Introducing Arabic to kids

Lujain wanted to work on a project that would address the issue and fix it. While researching and getting in touch with people, she realised that it was a serious problem faced by Arab parents across the globe. “We joined Facebook groups and spoke to parents and educators about their struggles in teaching Arabic and what sort of resources and support they would like to have. They also shared their journeys and how they tackle it in their own way.”

“We also sat and interviewed people who spoke to us about the shame they face because their kids don’t know Arabic. Or, how others shame their kids for not knowing the language,” she continues. “We realised that all this is a part of a bigger narrative about embracing people and accepting that there are many different levels of Arabic.”

Under Akwan, she launched pop-up events at the Dubai Design Week and Saudi Design Week in 2019. At the event, she fashioned life-sized playgrounds made of the Arabic alphabet. “You could climb up a letter and slide down another. I designed it to accommodate adults too, and not just kids,” she says. The idea was to invite people to have fun with the language, while also calling professionals across different industries to collaborate and contribute to this giant effort to focus on the language.

Lujain also wanted to launch Takween, an idea that was nearly six years in the making, in 2020 but then the Covid-19 pandemic hit the world. “I was also very self-conscious and wondered, ‘What if no one buys them? What if my house gets filled with boxes of unwanted toys?’. So I did more research and when we had a working prototype, I went to Arabic classrooms in schools and got the teachers’ and students’ feedback. We tweaked the design a couple of times.”

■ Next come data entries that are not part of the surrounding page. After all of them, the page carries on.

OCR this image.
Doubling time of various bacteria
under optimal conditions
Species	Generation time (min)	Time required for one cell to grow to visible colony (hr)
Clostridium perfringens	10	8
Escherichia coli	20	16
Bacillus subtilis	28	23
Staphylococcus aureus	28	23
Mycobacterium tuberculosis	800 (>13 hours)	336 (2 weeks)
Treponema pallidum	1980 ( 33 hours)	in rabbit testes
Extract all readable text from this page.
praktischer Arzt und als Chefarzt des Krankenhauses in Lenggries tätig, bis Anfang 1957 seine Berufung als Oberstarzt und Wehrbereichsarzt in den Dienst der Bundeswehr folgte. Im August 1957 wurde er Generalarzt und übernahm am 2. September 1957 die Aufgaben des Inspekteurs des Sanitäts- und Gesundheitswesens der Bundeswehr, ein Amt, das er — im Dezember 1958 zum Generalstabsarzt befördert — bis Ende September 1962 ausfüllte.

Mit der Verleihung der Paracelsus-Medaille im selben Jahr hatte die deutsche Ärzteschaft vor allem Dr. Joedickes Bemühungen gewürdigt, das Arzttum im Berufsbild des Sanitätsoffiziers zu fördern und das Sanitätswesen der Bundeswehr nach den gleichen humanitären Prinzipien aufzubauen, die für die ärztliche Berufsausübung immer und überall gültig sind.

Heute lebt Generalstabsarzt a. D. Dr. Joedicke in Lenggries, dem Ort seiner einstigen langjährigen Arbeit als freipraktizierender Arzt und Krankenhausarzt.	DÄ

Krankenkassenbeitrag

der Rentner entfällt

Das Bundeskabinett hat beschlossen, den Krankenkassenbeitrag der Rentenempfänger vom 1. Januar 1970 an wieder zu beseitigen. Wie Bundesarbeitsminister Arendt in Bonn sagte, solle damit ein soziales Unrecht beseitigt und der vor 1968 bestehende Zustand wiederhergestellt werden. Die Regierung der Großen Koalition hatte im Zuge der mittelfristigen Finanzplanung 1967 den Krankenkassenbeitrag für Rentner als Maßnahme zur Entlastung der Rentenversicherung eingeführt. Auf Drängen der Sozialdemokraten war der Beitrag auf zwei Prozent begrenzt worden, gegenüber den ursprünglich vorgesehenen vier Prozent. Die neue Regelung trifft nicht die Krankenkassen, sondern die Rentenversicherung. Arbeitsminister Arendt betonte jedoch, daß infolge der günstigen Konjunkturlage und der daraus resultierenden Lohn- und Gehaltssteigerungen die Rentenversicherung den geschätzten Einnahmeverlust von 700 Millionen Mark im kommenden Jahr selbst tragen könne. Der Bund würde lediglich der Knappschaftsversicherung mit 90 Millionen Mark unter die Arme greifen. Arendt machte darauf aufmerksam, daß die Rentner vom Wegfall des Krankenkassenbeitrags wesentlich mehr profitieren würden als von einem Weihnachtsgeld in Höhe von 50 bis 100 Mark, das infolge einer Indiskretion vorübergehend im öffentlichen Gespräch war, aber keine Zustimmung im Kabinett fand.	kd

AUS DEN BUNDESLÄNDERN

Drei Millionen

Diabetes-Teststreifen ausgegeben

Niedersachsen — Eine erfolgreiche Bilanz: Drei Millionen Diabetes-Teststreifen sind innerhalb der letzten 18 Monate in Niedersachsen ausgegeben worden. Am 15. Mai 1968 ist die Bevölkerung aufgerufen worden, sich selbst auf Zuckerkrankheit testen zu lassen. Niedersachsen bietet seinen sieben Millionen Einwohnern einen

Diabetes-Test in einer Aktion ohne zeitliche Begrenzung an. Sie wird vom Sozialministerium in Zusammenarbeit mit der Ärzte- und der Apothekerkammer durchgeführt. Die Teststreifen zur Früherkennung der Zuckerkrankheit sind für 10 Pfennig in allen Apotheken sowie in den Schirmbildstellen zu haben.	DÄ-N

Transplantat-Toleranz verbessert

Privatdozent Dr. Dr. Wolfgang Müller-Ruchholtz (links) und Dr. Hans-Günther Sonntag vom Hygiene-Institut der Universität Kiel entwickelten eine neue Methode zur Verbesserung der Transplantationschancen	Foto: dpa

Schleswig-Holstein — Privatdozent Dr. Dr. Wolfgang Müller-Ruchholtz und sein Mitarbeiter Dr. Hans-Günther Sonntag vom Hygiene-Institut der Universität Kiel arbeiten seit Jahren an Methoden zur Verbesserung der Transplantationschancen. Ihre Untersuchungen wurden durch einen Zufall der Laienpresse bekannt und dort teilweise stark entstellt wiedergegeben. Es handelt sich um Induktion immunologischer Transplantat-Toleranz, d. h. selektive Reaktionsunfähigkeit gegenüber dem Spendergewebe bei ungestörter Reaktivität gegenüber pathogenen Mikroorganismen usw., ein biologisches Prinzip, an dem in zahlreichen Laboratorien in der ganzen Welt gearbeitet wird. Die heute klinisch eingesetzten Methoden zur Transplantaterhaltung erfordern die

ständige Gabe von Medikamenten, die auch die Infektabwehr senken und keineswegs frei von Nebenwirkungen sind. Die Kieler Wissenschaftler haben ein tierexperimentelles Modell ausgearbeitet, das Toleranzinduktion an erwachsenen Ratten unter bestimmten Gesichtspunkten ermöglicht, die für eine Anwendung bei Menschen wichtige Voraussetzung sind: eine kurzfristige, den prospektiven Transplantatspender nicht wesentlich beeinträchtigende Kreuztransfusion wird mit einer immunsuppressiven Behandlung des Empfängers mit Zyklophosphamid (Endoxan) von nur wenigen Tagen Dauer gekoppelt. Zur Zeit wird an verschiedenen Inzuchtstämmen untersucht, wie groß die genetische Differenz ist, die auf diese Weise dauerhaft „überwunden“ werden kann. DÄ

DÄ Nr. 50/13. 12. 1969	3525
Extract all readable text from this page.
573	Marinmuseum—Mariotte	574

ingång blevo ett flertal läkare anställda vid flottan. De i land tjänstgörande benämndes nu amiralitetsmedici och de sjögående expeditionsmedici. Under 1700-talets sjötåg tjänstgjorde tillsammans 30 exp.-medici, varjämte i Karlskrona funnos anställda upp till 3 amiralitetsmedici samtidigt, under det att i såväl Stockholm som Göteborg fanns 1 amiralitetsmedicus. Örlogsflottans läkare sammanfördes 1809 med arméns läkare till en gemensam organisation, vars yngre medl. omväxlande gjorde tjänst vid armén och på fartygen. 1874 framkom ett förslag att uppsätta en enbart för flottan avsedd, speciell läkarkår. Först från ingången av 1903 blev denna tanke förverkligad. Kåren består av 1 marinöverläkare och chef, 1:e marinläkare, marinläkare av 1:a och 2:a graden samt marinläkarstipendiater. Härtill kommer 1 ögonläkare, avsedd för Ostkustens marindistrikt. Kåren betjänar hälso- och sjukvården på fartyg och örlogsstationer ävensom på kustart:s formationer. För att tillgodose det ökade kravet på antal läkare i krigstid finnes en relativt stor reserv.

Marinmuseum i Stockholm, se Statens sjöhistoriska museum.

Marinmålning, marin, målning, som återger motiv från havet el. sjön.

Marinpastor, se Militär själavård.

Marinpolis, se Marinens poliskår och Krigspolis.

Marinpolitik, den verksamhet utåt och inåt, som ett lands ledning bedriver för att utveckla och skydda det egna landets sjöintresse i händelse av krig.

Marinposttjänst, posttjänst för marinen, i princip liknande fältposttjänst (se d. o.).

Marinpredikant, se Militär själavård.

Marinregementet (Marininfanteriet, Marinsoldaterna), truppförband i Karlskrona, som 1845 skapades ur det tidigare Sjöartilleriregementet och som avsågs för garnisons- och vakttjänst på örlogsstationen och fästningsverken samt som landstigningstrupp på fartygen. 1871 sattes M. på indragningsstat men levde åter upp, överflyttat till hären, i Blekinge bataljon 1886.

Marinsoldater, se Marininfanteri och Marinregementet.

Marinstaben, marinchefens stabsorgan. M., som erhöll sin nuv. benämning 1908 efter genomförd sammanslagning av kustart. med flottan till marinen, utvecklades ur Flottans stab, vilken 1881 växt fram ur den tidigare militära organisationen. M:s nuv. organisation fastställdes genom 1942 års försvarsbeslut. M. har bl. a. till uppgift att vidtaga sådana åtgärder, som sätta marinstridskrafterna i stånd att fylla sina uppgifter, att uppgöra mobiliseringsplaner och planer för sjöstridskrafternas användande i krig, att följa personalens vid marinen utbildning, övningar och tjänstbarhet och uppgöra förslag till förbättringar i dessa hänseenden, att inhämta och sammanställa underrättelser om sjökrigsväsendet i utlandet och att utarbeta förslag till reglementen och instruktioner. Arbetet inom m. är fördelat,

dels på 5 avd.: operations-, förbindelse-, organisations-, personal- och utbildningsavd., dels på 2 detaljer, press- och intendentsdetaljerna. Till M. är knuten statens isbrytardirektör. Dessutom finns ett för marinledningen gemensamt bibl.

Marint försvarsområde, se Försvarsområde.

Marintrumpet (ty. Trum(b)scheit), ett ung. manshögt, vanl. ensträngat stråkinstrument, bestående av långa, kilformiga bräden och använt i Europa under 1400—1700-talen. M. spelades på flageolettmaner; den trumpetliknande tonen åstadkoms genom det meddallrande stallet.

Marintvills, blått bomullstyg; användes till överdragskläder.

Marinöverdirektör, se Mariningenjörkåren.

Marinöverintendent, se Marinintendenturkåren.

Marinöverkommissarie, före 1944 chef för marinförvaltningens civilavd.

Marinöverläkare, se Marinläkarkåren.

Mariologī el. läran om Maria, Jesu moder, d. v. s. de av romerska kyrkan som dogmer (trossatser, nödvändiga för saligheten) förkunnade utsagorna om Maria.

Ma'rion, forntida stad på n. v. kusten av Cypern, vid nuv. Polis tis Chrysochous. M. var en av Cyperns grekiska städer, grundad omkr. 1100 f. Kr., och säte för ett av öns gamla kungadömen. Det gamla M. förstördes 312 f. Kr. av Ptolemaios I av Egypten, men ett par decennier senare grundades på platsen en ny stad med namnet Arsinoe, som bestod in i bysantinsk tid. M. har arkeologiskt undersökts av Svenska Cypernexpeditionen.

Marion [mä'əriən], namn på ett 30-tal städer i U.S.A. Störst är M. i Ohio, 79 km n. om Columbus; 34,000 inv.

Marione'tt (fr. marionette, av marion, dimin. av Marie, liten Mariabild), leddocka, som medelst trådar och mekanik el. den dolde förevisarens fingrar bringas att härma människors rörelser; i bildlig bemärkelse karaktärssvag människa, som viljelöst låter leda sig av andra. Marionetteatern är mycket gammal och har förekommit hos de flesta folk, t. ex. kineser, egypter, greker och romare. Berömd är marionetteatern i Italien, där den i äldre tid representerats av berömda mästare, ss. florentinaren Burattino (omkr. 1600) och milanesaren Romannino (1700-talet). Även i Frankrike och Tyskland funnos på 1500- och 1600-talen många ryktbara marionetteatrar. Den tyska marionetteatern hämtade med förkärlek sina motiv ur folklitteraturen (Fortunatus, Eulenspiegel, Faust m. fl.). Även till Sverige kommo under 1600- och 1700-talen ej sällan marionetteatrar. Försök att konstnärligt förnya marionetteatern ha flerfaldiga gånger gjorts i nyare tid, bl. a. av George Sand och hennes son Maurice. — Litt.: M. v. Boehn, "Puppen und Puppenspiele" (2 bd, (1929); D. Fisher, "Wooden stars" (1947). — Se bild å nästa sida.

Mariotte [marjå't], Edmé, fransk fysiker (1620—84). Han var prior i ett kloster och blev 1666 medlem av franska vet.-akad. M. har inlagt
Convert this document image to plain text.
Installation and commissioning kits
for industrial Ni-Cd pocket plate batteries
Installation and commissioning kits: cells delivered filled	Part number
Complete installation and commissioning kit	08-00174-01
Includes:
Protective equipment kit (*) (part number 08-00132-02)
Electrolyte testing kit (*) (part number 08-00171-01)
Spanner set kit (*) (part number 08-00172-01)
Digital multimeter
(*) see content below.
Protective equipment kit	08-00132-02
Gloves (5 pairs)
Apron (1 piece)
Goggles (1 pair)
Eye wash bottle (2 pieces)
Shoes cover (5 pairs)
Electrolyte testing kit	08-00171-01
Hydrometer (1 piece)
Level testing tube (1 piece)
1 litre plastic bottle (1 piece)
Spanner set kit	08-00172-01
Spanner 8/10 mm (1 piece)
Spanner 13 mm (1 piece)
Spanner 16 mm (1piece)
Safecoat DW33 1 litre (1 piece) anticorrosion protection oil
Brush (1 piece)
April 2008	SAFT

In September 2021, she launched two crowdfunding campaigns on Kickstarter and Dubai Next. “I wanted to make sure that there was a market for it,” she explains. “The campaign was successfully funded at 383% and 134% respectively. I was astonished — we’d met our goal in less than three hours! I was crying — I thought no one would be interested and that it would take much longer for us to hit our target!”

In the first week of March this year, the team shipped the pre-orders and by the second week, they were ready to take new orders. “Less than two months later, and with Allah’s blessings, we almost sold out the first edition of Takween,” she says. “It proves that people care about Arabic and want beautifully designed products befitting our beautiful language.”

A chunk of her customers are Arabs from the GCC, although she does occasionally get orders from the US and Europe as well. A few of them are expats as well. “There are also non-Arab Muslims in countries like Singapore and Malaysia. Currently, we’re developing Takween Words Set, which works as an extension kit and allows children to form Arabic words. It’s a bit trickier to create because Arabic letters look very different depending on where they sit in a word.”

“This is just the beginning — there’s so much more I want to do,” she continues. “I don’t think the toy is enough because I want something that will encourage children to love Arabic throughout their lives. It feels so good when someone sends me a picture of their kid, saying they want to sit and play with Arabic letters. This shows they’re forming a loving and healthy relationship with the language.”

Lujain describes her desire to solve the problem as a ‘yearning’. “It feels like a calling,” she smiles.